Figure majeure de la nouvelle vague littéraire québécoise, Kev Lambert se livre avec sensibilité et profondeur dans un entretien au long cours. Depuis sa révélation fracassante avec “Que notre joie demeure”, l’auteur natif de Montréal, 31 ans, impose son univers singulier, entre réalisme cru et onirisme poétique. Son dernier roman “Les Sentiers de Neige”, paru aux éditions Le Nouvel Attila, confirme tout son talent.
De l’enfance à l’écriture
Explorant les tourments intérieurs d’un garçonnet nommé Zooey, Kev Lambert puise dans sa propre enfance pour nourrir son récit. « C’est un enfant qui vit son premier Noël après la séparation de ses parents et qui se pose beaucoup de questions par rapport à ça. Il se sent coupable », confie l’écrivain dans le podcast “Les Gens Qui Lisent Sont Plus Heureux”. Zooey ressent un « défaut » que lui renvoie le regard des autres, qui le perçoivent comme « efféminé, trop sensible ». Une différence que Kev Lambert transcrit par un jeu subtil sur les pronoms, au fil de la quête identitaire de son personnage.

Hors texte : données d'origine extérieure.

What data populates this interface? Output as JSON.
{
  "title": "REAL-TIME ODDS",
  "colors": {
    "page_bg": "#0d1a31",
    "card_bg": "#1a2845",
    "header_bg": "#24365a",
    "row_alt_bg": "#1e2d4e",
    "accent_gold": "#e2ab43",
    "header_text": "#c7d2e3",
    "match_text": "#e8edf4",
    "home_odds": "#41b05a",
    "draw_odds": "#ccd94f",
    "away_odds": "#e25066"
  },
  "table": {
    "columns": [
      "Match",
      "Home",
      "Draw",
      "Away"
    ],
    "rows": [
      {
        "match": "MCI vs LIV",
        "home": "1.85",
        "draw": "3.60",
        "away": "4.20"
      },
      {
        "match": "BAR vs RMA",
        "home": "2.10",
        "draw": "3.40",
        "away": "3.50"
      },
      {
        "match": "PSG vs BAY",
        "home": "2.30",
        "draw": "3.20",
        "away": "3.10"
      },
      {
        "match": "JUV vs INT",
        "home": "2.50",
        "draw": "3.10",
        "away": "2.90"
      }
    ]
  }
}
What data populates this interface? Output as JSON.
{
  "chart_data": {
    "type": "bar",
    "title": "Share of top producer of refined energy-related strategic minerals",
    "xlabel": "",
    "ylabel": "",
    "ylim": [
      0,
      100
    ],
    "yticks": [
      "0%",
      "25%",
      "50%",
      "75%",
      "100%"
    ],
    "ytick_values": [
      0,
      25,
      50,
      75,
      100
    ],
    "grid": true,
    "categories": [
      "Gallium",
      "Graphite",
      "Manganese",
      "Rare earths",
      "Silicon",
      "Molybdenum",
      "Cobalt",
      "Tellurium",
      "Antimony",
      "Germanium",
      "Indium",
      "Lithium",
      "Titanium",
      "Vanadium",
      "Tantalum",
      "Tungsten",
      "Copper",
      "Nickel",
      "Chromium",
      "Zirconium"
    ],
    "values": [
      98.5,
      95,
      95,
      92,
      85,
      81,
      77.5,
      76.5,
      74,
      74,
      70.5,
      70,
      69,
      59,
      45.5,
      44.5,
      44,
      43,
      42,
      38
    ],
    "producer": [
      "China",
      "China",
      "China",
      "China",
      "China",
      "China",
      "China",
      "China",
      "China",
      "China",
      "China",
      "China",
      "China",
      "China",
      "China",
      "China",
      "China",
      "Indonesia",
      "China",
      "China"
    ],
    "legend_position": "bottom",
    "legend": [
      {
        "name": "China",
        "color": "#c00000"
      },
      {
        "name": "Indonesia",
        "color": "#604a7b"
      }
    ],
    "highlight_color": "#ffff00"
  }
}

La littérature sert à ça, il faut que ça déroute un peu, c’est bien.
Kev Lambert
S’affranchir des « identités qu’on fait peser sur nous »
Cette thématique du genre résonne avec le propre cheminement de l’auteur, qui a adopté le prénom “Kev” pour sa transition. « Je n’aime pas trop les mots garçon, homme ou masculin. Mais les mots fille, femme ou féminin non plus », souligne-t-il. « C’est une transition vers nulle part, ou un entre-deux. Une manière de m’approcher des différentes identités que j’ai en moi. » Pour Kev Lambert, « ce qui fait peur, ce sont les murailles, les frontières, les jugements sociaux. Les identités qu’on fait peser sur nous et qu’on ne choisit pas. »
La littérature, « une source de soulagement et de consolation »
Face à ces tourments et questionnements, l’écriture est très tôt apparue comme un refuge. « La littérature, c’est pour moi une grande source de soulagement ou de consolation », affirme Kev Lambert. À sept ans, la lecture du premier tome d’Harry Potter a été une révélation. « Quand je lisais qu’un enfant portait la marque d’un agresseur, de la personne qui lui a fait du mal, et que dans les tomes suivants il y a la voix du méchant en lui, je me reconnaissais. » Une résonance intime avec ce sentiment d’être habité par « des voix de reproches », qui disaient à l’enfant qu’il était « anormal ».
Sans le comprendre, je pense que j’allais chercher dans la littérature une sorte de résonance des cicatrices.
Kev Lambert
La fiction pour « exprimer les émotions et pulsions les plus inconscientes »
Car les livres n’apaisent pas toujours en « nous faisant du bien », note l’écrivain, mais « même parfois en nous faisant du mal ». La littérature nous permet « d’exprimer les émotions et pulsions les plus inconscientes et les plus horribles. D’agressivité ou de meurtre, même ! » Une fonction sociale essentielle, pour « sublimer » et « vivre » ces pulsions par procuration. Un exutoire salvateur, qui a sans doute permis à Kev Lambert de grandir, s’épanouir et créer, pour mieux panser ses blessures intimes.
Au fil de cet entretien à cœur ouvert, Kev Lambert éclaire son rapport charnel et existentiel à l’écriture. Un cheminement courageux et inspirant, qui fait de lui l’une des voix les plus singulières de sa génération.